神奇的班上女体委,单手真的能提起一百斤毫不费事。学校贴吧里的传奇人物。
另一边。
教室远处,一个男生指着远处走过的小学妹们说:“刚过去这一群一年级新来的,长得真丑。除了跟我们抢饭她们还会干什么!”
陆菲看过去。这话说的真难听。
但陆菲不是新来的,那男生指的自然不会是她。
吴仰此刻身体靠着墙壁而站,一手插在浅米色的休闲裤裤袋里,另一手夹着一根烟在偷偷地抽着,瞟了那些学妹一眼。
他就是吴仰,陆菲眼中的坏学生,接触了并认识了的坏学生。他长得不完全像一个坏学生,表面性情会根据穿衣风格变化,有时候很正经的少年一个,会开玩笑,有时候便是很无理的叛逆学生,冷漠寡言。但他说起话来确实就是给人坏学生的感觉,之后陆菲在校外
校内碰见吴仰,他的种种表现,都说明他就是一个地道的坏学生。
陆菲避之不及过。
有的花痴女同学跟陆菲说:“他是受了他爸的刺激才叛逆气他爸,养女人被他抓奸抓住暴打过。”
陆菲无语:“为什么不是他遗传他爸。”
同学嗔怒的怪她:“陆菲你怎么回事啊,不要一副二十几岁大女人的口气好不好。我们这个年纪有花痴的权利啦,更有为帅男生做坏事找理由找借口的权利。

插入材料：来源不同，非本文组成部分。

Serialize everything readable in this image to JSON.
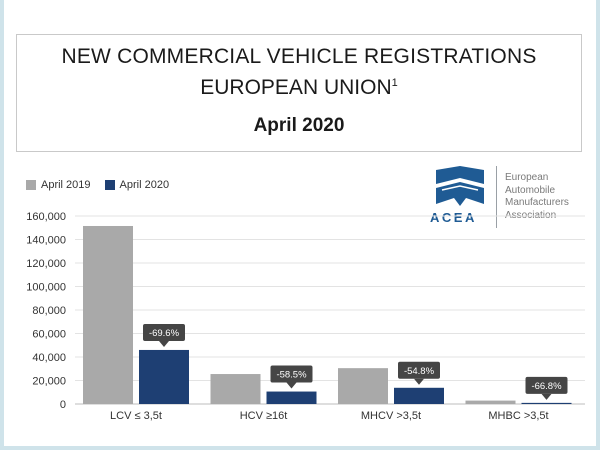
{
  "title": {
    "line1": "NEW COMMERCIAL VEHICLE REGISTRATIONS",
    "line2": "EUROPEAN UNION",
    "line2_sup": "1",
    "date": "April 2020"
  },
  "logo": {
    "letters": "ACEA",
    "text_lines": [
      "European",
      "Automobile",
      "Manufacturers",
      "Association"
    ],
    "color": "#1f5b94"
  },
  "colors": {
    "april2019": "#a9a9a9",
    "april2020": "#1e3f73",
    "callout": "#454545",
    "grid": "#e3e3e3"
  },
  "chart_data": {
    "type": "bar",
    "categories": [
      "LCV ≤ 3,5t",
      "HCV ≥16t",
      "MHCV >3,5t",
      "MHBC >3,5t"
    ],
    "series": [
      {
        "name": "April 2019",
        "values": [
          151500,
          25500,
          30500,
          2900
        ]
      },
      {
        "name": "April 2020",
        "values": [
          46000,
          10600,
          13800,
          960
        ]
      }
    ],
    "annotations": [
      "-69.6%",
      "-58.5%",
      "-54.8%",
      "-66.8%"
    ],
    "yticks": [
      "0",
      "20,000",
      "40,000",
      "60,000",
      "80,000",
      "100,000",
      "120,000",
      "140,000",
      "160,000"
    ],
    "ylim": [
      0,
      160000
    ],
    "grid": true,
    "legend": "top-left"
  }
}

”
陆菲只能抱着辅教书籍继续无语的走过。
学校里面,一向不缺脑残。
记得吴仰头一回在朝陆菲做自我介绍时,因为“吴仰”这二字张口说起来,会撅一下嘴巴,会张一下嘴巴,导致他第一次跟陆菲介绍名字时,挑眉撅了下嘴,张了下嘴,模样像极了傲气且嚣张的痞子混混。
陆菲看都没看他,路过般的跟吴仰擦肩。
在那个单纯的年纪里,有好感的异性同学的眼神好比锋利的刀刃,烧红的烙铁。
过了片刻,又有一年级的学妹经过。
这次是几个漂亮的。
先前那个男同学兴奋的双眼冒心,说道:“吴仰,你他妈快看啊,那一颗颗刚过去的鲜嫩易拱的小白菜们。”
吴仰说:“太丑。”
男同学不高兴了:“靠,你他妈到底什么口味。”
吴仰看向了陆菲,面容表情失魂般地朝陆菲眨了下左眼。
陆菲不知道那是什么意思。
所谓放电?
梦里面上课铃响,响声很吵,吵醒了在睡觉的陆菲。
睁开眼睛,叹一口气,原来是在做梦。
这已经不是她第一次梦回读书的时候了。曾经,也只能是曾经。
早上6点,陆菲在租来的公寓里起床。
早上7点,陆菲出门。
8点多,陆菲站在吴仰小区的门口寂寞等待。
一个女人穿着红色大衣,黑色皮靴,很瘦很瘦,身体瘦的几乎比例不正常,姣好的面容上没有表情。陆菲不知道她叫什么名字,做什么的。
这个女人两天来的表情一直都是一个样子的。
不太爱笑,冷冷淡淡的脸上妆容特别完美。
女人站在路旁讲着电话,仍旧是没有表情,然后女人招手拦截了一辆出租车,上车,出租车驶离。
吴仰跟这个女人在一起了,这是别人告诉她的。
告诉她的那个人是吴仰身边的朋友,这个朋友,陆菲以前并不认识,听说是吴仰来到a市以后新认识的。也对,吴仰来了a市太久了。
同学全部都不再联系。
朋友也全部都换了新的,仿佛重生在了另一个城市一样。
陆菲今天过来的目的跟昨天一样,想看看那个女人是否又从吴仰住的小区里走出去,陆菲昨天看到,是偷偷掉眼泪了的,难以置信吴仰就这样跟别的女人同居,甚至可能是已经爱上。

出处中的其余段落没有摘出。